Pastor Khem Sam reminds his congregation that “we are the lucky ones” every Sunday at Belmont Heights Baptist Church. Those may be just words to most, but to Pastor Sam, those words hold a much deeper meaning.

Sam was abandoned by his parents as a young boy. He struggled to survive on the streets of poverty-stricken Cambodia. That was just the beginning of his problems.

“I did whatever I could to survive,” he said. “I took whatever jobs I could find.”

One of Sam’s first jobs was as a taxi driver. The only difference with today’s taxi drivers and those in the 1950s and 60s Cambodia was that they did not use cars. Sam would sit passengers in a carriage and he would walk or run them around town for miles in a day.

Sam eventually worked hard enough to pay his way through school. “In those days only the rich people went to school,” he said. “The poor were illiterate, and I knew that I had to educate myself if I wanted a better future for myself.”

Then came the Vietnam War, and Sam’s world would turn upside-down. Cambodia was a neutral country during the war, but it was often bombed by American forces because its borders were used as a supply chain to the North Vietnamese.

It is estimated that as many as 500,000 Cambodians died as a direct result of the bombings, while perhaps hundreds of thousands more died from the effects of displacement, disease or starvation during this period.

After the Vietnam was over, the Cambodian government collapsed and was taken over by the Khmer Rouge guerrilla movement led by Pol Pot. It was during this time that Sam would face his toughest obstacles.

“The Khmer Rouge put everyone into camps and made them work to death,” said Sam. “They killed anyone who spoke up against them, or anyone who refused to leave their home.”

Sam knew that he would not last long working in the camps, and as a Christian, he knew that his time was even more limited. He decided to take his family and make a run for the free borders of Thailand.

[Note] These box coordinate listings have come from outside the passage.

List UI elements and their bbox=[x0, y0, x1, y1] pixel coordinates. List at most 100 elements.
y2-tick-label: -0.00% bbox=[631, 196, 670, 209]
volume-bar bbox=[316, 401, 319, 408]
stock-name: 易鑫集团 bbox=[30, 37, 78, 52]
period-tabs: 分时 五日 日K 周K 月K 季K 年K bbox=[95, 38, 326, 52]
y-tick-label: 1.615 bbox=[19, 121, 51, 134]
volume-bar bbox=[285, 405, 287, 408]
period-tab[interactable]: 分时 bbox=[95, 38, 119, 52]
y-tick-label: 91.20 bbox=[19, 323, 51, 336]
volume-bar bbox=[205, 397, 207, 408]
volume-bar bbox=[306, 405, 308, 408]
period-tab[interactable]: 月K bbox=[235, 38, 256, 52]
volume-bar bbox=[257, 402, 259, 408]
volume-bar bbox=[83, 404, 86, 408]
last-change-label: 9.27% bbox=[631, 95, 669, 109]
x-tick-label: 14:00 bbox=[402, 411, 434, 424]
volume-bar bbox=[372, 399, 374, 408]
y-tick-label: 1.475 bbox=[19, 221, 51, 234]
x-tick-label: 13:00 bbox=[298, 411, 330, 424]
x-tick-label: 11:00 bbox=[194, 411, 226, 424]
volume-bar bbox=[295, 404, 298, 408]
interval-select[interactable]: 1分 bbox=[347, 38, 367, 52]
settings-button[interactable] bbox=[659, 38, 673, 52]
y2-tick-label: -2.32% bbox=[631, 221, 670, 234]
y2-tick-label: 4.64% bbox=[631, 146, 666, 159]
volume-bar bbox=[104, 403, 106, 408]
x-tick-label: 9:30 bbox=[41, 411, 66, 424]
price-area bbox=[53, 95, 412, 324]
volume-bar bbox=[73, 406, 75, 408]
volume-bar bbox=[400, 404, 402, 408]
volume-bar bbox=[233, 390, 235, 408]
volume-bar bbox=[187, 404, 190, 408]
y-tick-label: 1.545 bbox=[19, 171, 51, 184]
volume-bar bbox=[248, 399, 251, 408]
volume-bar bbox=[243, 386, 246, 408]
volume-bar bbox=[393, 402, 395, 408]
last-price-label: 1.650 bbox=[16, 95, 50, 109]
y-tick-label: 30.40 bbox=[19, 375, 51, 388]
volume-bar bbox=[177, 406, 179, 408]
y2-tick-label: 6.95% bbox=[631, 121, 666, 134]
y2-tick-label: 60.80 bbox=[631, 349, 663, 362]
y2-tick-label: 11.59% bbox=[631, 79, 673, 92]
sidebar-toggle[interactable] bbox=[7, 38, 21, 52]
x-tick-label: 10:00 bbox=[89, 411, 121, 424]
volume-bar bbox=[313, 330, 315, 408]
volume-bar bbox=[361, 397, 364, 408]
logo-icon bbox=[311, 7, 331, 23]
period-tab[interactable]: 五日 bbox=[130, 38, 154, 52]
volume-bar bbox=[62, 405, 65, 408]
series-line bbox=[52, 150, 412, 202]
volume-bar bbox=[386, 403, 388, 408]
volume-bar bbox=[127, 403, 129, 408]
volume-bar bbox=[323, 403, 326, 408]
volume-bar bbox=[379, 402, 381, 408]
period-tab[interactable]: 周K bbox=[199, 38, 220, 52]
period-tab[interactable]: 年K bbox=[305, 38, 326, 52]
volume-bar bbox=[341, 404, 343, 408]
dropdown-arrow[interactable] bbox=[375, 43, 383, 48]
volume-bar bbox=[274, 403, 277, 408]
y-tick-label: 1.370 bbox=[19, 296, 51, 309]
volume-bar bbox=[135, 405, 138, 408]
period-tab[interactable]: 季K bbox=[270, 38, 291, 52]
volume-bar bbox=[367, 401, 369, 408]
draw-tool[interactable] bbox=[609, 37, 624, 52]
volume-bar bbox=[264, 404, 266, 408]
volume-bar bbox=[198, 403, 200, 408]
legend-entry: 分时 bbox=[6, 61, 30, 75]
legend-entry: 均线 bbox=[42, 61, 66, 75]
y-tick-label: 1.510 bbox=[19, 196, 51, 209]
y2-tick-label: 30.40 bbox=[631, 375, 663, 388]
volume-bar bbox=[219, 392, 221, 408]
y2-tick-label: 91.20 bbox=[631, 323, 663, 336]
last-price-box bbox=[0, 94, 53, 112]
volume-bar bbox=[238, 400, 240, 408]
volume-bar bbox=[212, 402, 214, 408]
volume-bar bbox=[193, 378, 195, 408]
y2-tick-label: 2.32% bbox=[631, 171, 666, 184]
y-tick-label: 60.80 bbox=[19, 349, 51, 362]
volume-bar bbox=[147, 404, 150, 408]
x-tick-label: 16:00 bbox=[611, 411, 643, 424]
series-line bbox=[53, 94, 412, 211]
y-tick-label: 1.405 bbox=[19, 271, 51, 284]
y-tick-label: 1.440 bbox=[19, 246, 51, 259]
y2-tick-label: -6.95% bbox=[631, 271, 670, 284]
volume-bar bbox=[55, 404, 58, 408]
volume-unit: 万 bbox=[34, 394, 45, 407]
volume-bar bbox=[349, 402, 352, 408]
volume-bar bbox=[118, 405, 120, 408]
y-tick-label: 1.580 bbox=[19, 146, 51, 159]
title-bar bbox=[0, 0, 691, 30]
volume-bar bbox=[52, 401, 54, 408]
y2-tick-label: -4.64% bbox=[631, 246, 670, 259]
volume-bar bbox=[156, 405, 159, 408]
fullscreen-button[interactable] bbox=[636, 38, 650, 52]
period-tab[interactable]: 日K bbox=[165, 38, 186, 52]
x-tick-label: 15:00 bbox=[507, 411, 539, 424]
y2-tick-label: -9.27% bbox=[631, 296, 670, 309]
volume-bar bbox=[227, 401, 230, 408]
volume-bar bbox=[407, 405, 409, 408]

“We had no choice, this was our only chance to survive,” he said. “We went with a group of people, but we didn’t all make it.

“I carried my son on my shoulders and covered his mouth (to muffle the noise from crying). If soldiers heard us they would kill us on sight,” he said. “We also had to watch where we stepped because landmines were everywhere.”

Sam would eventually make it with his wife and son to a UN refugee camp in Prachin Buri, Thailand. They would stay in the refugee camps for another four-years.

“Refugee camps were rough, people died everyday from disease and starvation,” he said. “There just wasn’t enough food and medicine to go around.

“I saw dozens of people die every day, and thousands during the four years we were there.”

Sam could speak English, and his education would become helpful as he became a translator for the UN nurses.

“Everyone had to find a job at the camp, my job was to translate,” he said.

Sam’s family would grow in the refugee camp. He had two daughters and one son in addition to the son he already had.

Conditions were harsh and it was tough to raise kids in such poverty.

“Malnutrition and parasitic diseases claimed the lives of many children in the camped and almost claimed the life of my youngest son,” he said. “I was lucky enough to have a nurse who really cared for my family and she was able to find medicine for my son when he was really sick.”

The Sam family would later be sponsored by a church in Knoxville, Tenn. They finally got their chance to come to America.

“We had to take a lot of tests before we came to America. They wanted to make sure we had no ties to the Khmer Rouge,” said Sam.

Sam and his family would land in New York City on Nov. 17, 1984. He remembers it as the coldest day in his life.

“The coldest it ever gets in Cambodia is around 60 degrees.  I was freezing in New York,” Sam said.

The family would eventually settle in Knoxville for a couple years until Sam was offered a job in Nashville.

“God came calling, and I was offered a position as the minister of the Cambodian mission at Belmont Heights Baptist church,” he said. “There is a purpose to everything that happens in our lives. This was my purpose.”

The congregation has about 80 members and continues to grow.

“I pray that the Cambodian people here in Nashville will come to accept Christ,” he said. “We all have similar stories. We are the lucky ones.”

The Cambodian genocide would claim over two-million people and thousands more would die in refugee camps. Over a quarter-million Cambodian refugees now reside in America.

Pastor Sam celebrated 22 years at Belmont Heights in January. He has only missed one sermon in those 22 years. The one day he missed was when he went back to Cambodia to bury his mother — the same mother who abandoned him almost six decades before.

The author, Monaih Sam, is the son of the article’s subject.